Já era sexta-feira.
Engraçado como certas semanas parecem acontecer em um piscar de olhos, enquanto outras arrastam os pés como se o tempo estivesse cansado demais para existir. Aquela, especificamente, passou tão rápido que eu mal tive tempo de perceber que os dias tinham mudado de cor. Talvez porque, desde o almoço, aquele mesmo, no bar onde tudo começou a ficar diferente, a minha rotina parecia girar em torno de uma única pessoa: Samuel.
Eu não diria que isso era ruim. Só… novo. Intenso. Quase assustador.
A gente se viu praticamente todos os dias, como se o universo tivesse decidido que nossos caminhos precisavam se cruzar mais vezes do que o planejado. Às vezes era só um almoço rápido entre uma aula e outra, outras vezes um jantar improvisado, e houve até aquela noite em que ele apareceu na porta da minha casa com uma garrafa de vinho, uma caixa de pizza, dois copos e aquele sorriso que parecia saber exatamente o que fazer com o meu coração.
Enquanto eu abotoava a camisa em frente ao espelho, ainda com o cabelo úmido do banho, fiquei pensando em como tudo estava mudando sem pedir permissão.
Robinho, por exemplo.
Ele simplesmente sumiu.
Faltou à faculdade na quinta.
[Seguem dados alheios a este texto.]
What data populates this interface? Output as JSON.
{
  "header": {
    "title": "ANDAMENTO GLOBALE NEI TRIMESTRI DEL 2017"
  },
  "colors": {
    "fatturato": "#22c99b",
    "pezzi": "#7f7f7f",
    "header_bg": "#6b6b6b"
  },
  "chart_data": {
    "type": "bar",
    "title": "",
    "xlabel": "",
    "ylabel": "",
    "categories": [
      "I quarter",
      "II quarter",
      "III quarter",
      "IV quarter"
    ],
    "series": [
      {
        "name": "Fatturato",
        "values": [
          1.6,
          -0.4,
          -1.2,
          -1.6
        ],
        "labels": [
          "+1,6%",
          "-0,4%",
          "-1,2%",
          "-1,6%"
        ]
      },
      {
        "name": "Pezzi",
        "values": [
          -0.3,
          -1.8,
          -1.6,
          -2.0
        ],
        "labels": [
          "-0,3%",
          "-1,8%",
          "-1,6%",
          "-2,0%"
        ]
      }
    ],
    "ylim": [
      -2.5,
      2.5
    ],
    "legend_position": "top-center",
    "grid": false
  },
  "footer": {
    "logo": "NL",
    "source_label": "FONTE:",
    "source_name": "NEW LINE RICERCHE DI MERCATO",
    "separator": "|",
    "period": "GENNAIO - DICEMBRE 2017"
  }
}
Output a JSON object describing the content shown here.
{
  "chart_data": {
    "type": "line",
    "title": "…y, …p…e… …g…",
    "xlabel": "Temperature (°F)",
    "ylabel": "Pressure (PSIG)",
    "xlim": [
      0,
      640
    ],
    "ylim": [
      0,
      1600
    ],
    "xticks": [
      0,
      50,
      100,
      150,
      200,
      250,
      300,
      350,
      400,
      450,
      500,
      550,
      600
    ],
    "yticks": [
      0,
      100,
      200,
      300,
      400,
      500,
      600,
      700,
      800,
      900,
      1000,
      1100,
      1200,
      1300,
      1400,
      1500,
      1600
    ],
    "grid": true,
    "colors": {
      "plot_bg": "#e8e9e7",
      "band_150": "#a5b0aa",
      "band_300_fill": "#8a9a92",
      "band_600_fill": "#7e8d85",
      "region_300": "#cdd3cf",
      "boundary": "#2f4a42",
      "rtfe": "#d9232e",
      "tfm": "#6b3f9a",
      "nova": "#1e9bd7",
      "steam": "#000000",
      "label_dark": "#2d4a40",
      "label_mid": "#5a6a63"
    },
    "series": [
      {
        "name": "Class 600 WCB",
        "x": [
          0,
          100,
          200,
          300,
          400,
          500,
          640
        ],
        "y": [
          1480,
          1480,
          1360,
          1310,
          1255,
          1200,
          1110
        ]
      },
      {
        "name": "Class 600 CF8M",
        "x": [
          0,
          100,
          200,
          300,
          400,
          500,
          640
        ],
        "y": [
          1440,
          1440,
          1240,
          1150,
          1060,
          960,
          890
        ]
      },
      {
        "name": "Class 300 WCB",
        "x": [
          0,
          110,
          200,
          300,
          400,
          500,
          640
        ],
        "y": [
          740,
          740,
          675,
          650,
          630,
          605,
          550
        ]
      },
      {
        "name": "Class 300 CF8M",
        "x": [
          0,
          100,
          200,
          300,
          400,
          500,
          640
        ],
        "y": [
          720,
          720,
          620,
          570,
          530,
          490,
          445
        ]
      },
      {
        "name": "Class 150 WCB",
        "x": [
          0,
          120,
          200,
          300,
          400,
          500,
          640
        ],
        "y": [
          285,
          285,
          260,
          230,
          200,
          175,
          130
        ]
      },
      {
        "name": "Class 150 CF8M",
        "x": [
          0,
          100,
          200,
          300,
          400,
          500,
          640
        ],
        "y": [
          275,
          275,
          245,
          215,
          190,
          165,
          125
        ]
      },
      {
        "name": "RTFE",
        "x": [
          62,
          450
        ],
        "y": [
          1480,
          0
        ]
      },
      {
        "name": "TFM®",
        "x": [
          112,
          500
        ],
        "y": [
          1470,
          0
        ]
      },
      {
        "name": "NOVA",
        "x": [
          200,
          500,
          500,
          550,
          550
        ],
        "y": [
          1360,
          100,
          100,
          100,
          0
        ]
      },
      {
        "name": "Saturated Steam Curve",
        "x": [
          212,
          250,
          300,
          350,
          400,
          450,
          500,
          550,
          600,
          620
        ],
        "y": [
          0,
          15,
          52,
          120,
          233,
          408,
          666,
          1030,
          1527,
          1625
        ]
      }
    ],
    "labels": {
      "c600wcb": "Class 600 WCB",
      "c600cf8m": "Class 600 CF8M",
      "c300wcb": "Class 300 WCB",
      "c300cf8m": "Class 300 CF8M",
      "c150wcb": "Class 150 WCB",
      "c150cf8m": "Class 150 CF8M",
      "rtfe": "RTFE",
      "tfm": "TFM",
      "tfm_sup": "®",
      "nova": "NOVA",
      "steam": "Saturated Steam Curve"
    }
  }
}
No grupo, não respondeu ninguém. E todas as minhas mensagens… visualizadas, mas ignoradas. Eu e ele sempre fomos muito próximos, quase irmãos, mas agora parecia existir uma barreira invisível entre nós, algo que eu não sabia como atravessar.
Samuel, por outro lado…
Samuel preenchia todos os espaços que Robinho deixou vazios. E talvez até alguns que eu nem sabia que existiam.
Ele me mandava mensagem todos os dias, me buscava de surpresa na porta da faculdade, às vezes ficava me esperando dentro do carro como se aquilo fosse a coisa mais natural do mundo. E teve um jantar na terça em minha casa, Amanda gostou dele de cara, já Erick, bom, ele era ciumento com o irmãozinho dele né?
Erick, mesmo com a postura de irmão mais protetor do planeta, não reclamou de nada. Só me puxou num canto depois do jantar, colocou a mão no meu ombro e disse:
“Qualquer besteira que ele fizer, você me liga na hora. Sem pensar duas vezes.”
O olhar dele era sério de um jeito que só o Erick sabia ser. Não era ciúme. Era cuidado. E, no fundo, eu sabia que ele estava tentando respeitar o que eu sentia. Isso sempre fez eu admirar ainda mais meu irmão.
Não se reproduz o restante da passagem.